Pour ce qui est du reste de la qualité d'écriture, nous parlons ici de rythme, de world design, des personnages secondaires et de l'humour, je me donne le droit de tout mettre dans le même panier en résumant cela à un ensemble de scènes découpées avec des morceaux d'animation dessinées, avant de nous remontrer la même scène via la 2D du titre, à des conversations charcutées de petites phrases creuses ne faisant avancer ni l'intrigue, ni la discussion dans laquelle elles sont présentes, à une équipe détestable de pirates brisant sans arrêt le quatrième mur pour faire des blagues véritablement affreuses (pire encore, ils se moquent de la construction d'un jrpg, avant de tomber tête la première dans ces stéréotypes), et le monde est majoritairement expliqué au travers d'un pnj narrant des contes et légendes, choix étrange mais pas forcément abominable.

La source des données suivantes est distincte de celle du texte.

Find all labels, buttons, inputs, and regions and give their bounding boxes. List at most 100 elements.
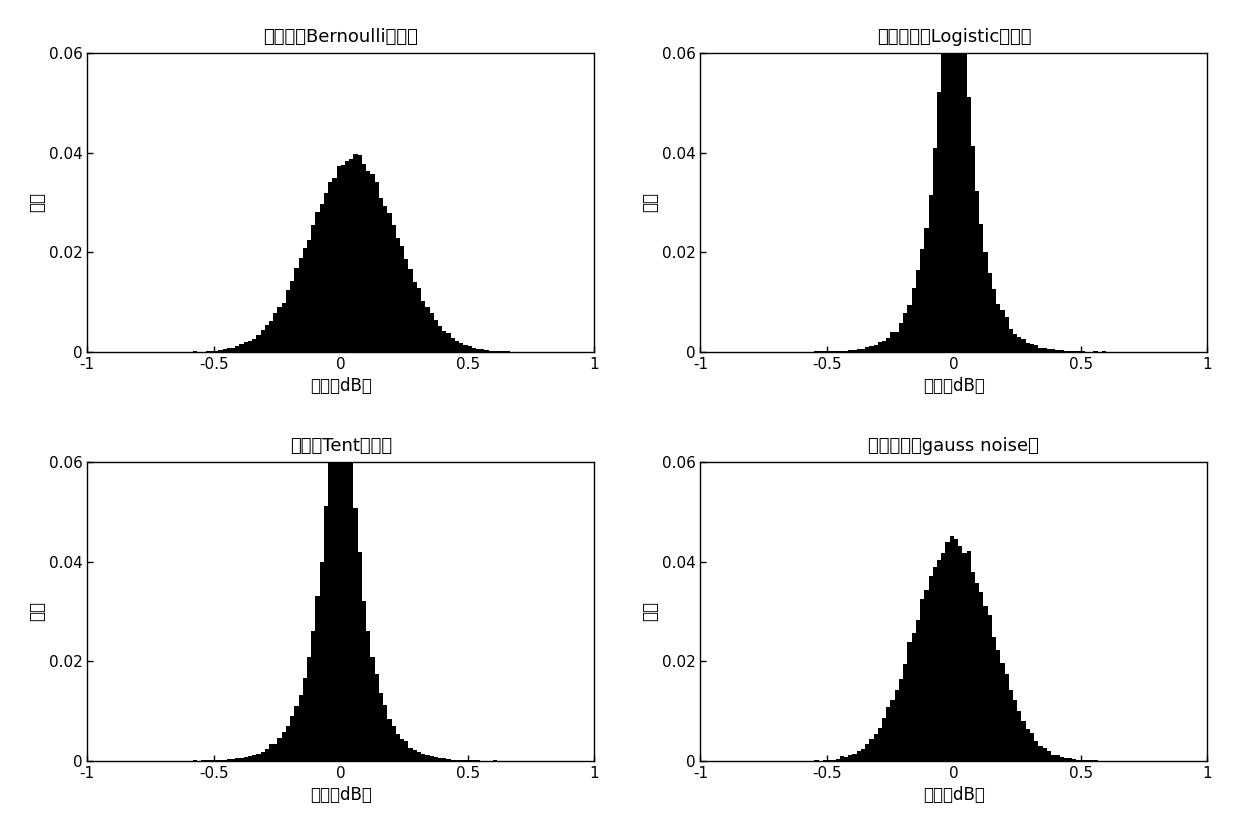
Bar	[362, 601, 366, 760]
Bar	[937, 92, 941, 352]
Bar	[916, 620, 920, 760]
Bar	[1038, 348, 1043, 352]
Bar	[374, 675, 379, 760]
Bar	[324, 193, 329, 352]
Bar	[341, 166, 345, 352]
Bar	[413, 282, 417, 352]
Bar	[294, 269, 299, 352]
Bar	[866, 348, 869, 352]
Bar	[1068, 758, 1073, 760]
Bar	[857, 750, 861, 760]
Bar	[959, 546, 962, 760]
Bar	[392, 225, 396, 352]
Bar	[878, 342, 882, 352]
Bar	[345, 161, 350, 352]
Bar	[227, 349, 231, 352]
Bar	[992, 290, 996, 352]
Bar	[471, 349, 476, 352]
Bar	[315, 596, 320, 760]
Bar	[480, 349, 485, 352]
Bar	[489, 350, 494, 352]
Bar	[308, 657, 311, 760]
Bar	[379, 693, 383, 760]
Bar	[1013, 700, 1017, 760]
Bar	[324, 506, 329, 760]
Bar	[357, 552, 362, 760]
Bar	[404, 259, 408, 352]
Bar	[899, 323, 903, 352]
Bar	[1030, 733, 1034, 760]
Bar	[281, 732, 286, 760]
Y-axis label: 概率: 概率	[641, 192, 658, 212]
Bar	[243, 757, 248, 760]
Bar	[1052, 755, 1055, 760]
Bar	[941, 30, 945, 352]
Bar	[988, 273, 992, 352]
Bar	[911, 633, 916, 760]
Bar	[446, 759, 450, 760]
Y-axis label: 概率: 概率	[27, 602, 46, 622]
Bar	[286, 726, 290, 760]
Bar	[866, 744, 869, 760]
Bar	[966, 97, 971, 352]
Title: 伯努利（Bernoulli）映射: 伯努利（Bernoulli）映射	[263, 27, 418, 46]
Bar	[311, 631, 315, 760]
Bar	[1034, 740, 1038, 760]
Bar	[929, 196, 932, 352]
Bar	[485, 350, 489, 352]
Bar	[996, 305, 1001, 352]
Bar	[1022, 339, 1025, 352]
Bar	[887, 338, 890, 352]
Bar	[320, 562, 324, 760]
Bar	[345, 362, 350, 760]
Bar	[315, 211, 320, 352]
Bar	[1009, 690, 1013, 760]
Bar	[408, 269, 413, 352]
Bar	[396, 734, 401, 760]
Bar	[336, 268, 341, 760]
Bar	[231, 759, 236, 760]
Bar	[908, 305, 911, 352]
Bar	[248, 341, 252, 352]
Bar	[341, 265, 345, 760]
Bar	[408, 748, 413, 760]
Bar	[362, 164, 366, 352]
Bar	[413, 750, 417, 760]
Bar	[1073, 351, 1076, 352]
Bar	[329, 442, 332, 760]
Bar	[962, 553, 966, 760]
Bar	[446, 333, 450, 352]
Bar	[438, 325, 443, 352]
Bar	[1025, 343, 1030, 352]
Bar	[371, 174, 374, 352]
Bar	[383, 206, 387, 352]
Bar	[273, 313, 278, 352]
Bar	[273, 744, 278, 760]
Bar	[874, 345, 878, 352]
Bar	[252, 755, 257, 760]
Bar	[450, 339, 455, 352]
Bar	[379, 198, 383, 352]
Bar	[417, 752, 422, 760]
Bar	[353, 154, 357, 352]
Bar	[1017, 337, 1022, 352]
Bar	[836, 759, 839, 760]
Bar	[236, 346, 239, 352]
Bar	[371, 657, 374, 760]
Bar	[924, 590, 929, 760]
Y-axis label: 概率: 概率	[27, 192, 46, 212]
Bar	[916, 270, 920, 352]
Bar	[954, 0, 959, 352]
Bar	[303, 677, 308, 760]
Bar	[839, 351, 844, 352]
Bar	[903, 665, 908, 760]
Bar	[404, 741, 408, 760]
X-axis label: 振幅（dB）: 振幅（dB）	[310, 377, 372, 395]
Bar	[996, 650, 1001, 760]
Bar	[920, 599, 924, 760]
Bar	[222, 349, 227, 352]
X-axis label: 振幅（dB）: 振幅（dB）	[310, 786, 372, 805]
Bar	[459, 343, 464, 352]
Bar	[959, 0, 962, 352]
Bar	[476, 349, 480, 352]
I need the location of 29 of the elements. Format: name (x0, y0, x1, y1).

Mais du coup, avec une qualité d'écriture autant au raz du sol, comment le jeu est-t-il devenu GOTY? Bah pour le reste, pardi!
Sea of Stars est beau. On croirait que mes dires sont subjectifs, l'art étant différent dans les yeux de chacun, mais je vous prie d'aller voir un peu la tronche du jeu, de marquer vos rétines du fer rouge de cette 2D impeccable, puis de revenir me dire que vous trouvez le jeu moche. Je vous traiterais de menteur ou d'aveugle.
C'est simple, nous sommes sans doute devant l'une des plus belles 2D qui ait jamais été faite, les outils modernes aidant aussi à cela. Cette animation où Seraï donne une pièce à un passeur? Sublime. Ce combat de boss? Essayez de reproduire la même. Malgré ses couleurs extrêmement prononcées, les zones étant souvent bardées de couleurs flashy, on ne peut pas dire que le visuel du jeu ait été loupé. C'est sa plus grosse réussite, et cela se voit.
Sea of Stars, c'est aussi un jeu dont la musique, faite par Eric W. Brown et Yasunori Mitsuda (même pas 10 musiques à tout péter sur une centaine) fait très souvent mouche, mais je dois tout de même avouer que je la trouve personnellement en dent-de-scie, parfois sublime, et parfois un peu potache et planplan. Contrairement à l'aspect graphique, il m'est impossible de placer mes goûts musicaux comme omnipotents, mais je pense sincèrement que certains morceaux de Brown sont tellement démentiels (Malevolent Confrontation, ou encore le très rigolo The Storm Calls for you) qu'ils en obscurcissent la qualité des autres morceaux, qui ne sont pourtant pas si mauvais, mais manquent tout de même d'un pont convaincant par-ci, d'une mélodie plus sympa par là.....je chipotte, quoi!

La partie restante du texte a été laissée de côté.